„To tak jakby ktoś dał mi trochę nadziei, że nie jestem do końca zepsuty i zły” – powiedział Michał, jeden z osadzonych w Areszcie Śledczym w Lublinie, po uczestnictwie w pierwszym wykładzie w ramach nowego cyklu „Więzienne Otwarte Wykłady”. Program, organizowany przez Katolicki Uniwersytet Lubelski Jana Pawła II, ma na celu przybliżenie wiedzy i refleksji wszystkim więźniom, niezależnie od ich wykształcenia.

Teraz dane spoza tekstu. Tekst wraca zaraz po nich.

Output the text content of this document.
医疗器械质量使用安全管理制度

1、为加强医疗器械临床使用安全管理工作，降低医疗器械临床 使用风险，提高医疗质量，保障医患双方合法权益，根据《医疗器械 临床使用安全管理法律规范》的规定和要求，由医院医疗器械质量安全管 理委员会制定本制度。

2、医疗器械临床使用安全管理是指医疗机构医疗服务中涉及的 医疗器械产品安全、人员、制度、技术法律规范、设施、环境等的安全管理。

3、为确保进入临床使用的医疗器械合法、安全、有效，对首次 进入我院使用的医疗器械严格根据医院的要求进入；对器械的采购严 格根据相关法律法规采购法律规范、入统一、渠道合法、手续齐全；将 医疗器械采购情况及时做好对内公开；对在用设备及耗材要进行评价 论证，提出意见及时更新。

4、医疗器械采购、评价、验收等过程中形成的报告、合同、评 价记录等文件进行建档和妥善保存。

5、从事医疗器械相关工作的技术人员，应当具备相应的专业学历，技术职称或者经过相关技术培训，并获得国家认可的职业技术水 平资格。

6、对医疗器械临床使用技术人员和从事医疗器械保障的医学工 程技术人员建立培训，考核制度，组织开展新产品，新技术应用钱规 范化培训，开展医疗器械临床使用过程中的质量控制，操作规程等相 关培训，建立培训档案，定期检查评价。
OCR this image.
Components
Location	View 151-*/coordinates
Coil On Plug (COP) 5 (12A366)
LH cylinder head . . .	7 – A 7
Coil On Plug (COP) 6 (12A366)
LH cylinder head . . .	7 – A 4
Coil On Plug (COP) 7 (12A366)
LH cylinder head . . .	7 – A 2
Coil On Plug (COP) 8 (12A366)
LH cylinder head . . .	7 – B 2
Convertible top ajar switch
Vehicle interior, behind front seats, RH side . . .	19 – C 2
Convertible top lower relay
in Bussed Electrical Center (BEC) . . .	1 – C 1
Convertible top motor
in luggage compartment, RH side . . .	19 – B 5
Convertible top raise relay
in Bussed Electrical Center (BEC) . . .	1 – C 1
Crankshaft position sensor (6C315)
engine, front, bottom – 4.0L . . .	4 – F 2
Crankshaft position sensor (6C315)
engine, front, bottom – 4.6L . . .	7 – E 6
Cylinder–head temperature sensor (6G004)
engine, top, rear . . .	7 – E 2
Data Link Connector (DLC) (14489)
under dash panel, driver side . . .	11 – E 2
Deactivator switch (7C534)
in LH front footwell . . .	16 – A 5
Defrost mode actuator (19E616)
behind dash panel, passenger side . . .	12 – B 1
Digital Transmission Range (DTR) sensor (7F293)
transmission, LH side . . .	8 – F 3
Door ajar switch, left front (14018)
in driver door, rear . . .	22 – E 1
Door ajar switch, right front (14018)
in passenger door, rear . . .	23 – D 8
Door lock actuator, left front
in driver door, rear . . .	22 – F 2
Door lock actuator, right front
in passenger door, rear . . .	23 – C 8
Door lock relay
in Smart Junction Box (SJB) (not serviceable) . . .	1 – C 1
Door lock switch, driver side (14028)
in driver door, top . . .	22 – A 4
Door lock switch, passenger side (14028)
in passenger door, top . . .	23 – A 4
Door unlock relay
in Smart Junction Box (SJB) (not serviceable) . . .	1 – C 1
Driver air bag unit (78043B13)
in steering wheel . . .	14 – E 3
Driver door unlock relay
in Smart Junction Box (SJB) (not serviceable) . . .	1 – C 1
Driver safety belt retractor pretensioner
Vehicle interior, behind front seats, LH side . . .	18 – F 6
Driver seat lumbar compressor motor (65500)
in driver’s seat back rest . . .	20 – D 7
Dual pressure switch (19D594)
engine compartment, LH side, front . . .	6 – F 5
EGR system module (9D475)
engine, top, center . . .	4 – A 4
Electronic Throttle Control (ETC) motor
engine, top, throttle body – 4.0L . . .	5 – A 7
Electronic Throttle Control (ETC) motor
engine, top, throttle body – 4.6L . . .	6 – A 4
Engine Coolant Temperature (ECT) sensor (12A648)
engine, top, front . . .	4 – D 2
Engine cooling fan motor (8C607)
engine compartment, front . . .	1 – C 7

Humanizm na sali więziennej
Podczas inauguracyjnego spotkania 27 listopada prof. Józef Fert, historyk literatury, przywołał twórczość Cypriana Kamila Norwida, zachęcając do refleksji nad wolnością ducha. Jednak to głos uczestników wybrzmiał najsilniej. „Nie wszystko zrozumiałem, ale chcę otwierać i głowę, i serce na dobre słowa” – przyznał Kazimierz, który odsiaduje wyrok od dwóch lat. „Cenię, że te osoby z uniwersytetu odnoszą się do nas z szacunkiem. Nie pytają, co zrobiłeś, że tu jesteś. Nie ma w nich lęku”.
Dla wielu więźniów, takich jak Michał, wykłady są nie tylko szansą na kontakt z nauką, ale także bodźcem do osobistego rozwoju. „Nie mam matury, ale być może ją zrobię. Tchnęło mnie coś dziś, gdy słuchałem, że mogę czas odsiadki wykorzystać i nie dołować się z powodu sytuacji, w której jestem” – dodał młody mężczyzna.
Idea wolności w praktyce
Wydarzenie było możliwe dzięki ponad 11-letniej współpracy KUL z Aresztem Śledczym w Lublinie. Do tej pory uczelnia prowadziła w nim studia na kierunku nauki o rodzinie, jednak „Więzienne Otwarte Wykłady” mają objąć znacznie szersze grono osadzonych. W przyszłości cykl ma poruszać tematy z filozofii, nauk ścisłych i humanistyki.
„Humanizm w sobie ma każdy z nas. Należy go odkrywać, pielęgnować i rozwijać” – podkreślił rektor KUL, ks. prof. Mirosław Kalinowski, dodając, że program będzie realizowany systematycznie we współpracy z przedstawicielami innych uczelni.
Na zakończenie pierwszego spotkania rektor KUL przypomniał, że prawdziwa wolność zaczyna się od wewnętrznej przemiany. „Chcemy ukazywać słuchaczom, że wolność jest w nas i to my sami decydujemy, jak ją zagospodarujemy. To, co robimy tutaj, jest początkiem drogi, którą warto kontynuować po wyjściu na wolność”.
13 listopada Areszt Śledczy w Lublinie odwiedził abp Paul Gallagher, sekretarz ds. relacji z państwami w Sekretariacie Stanu Stolicy Apostolskiej. Spotkał się wówczas z osadzonymi, którzy są studentami KUL. „My chrześcijanie wierzymy, że Bóg zawsze patrzy na człowieka dobrym okiem, widzi w nim dobro. Tutaj, paradoksalnie, dzięki kształceniu i formacji wiary otrzymacie wspaniałą szansę” – powiedział do więźniów szef watykańskiej dyplomacji.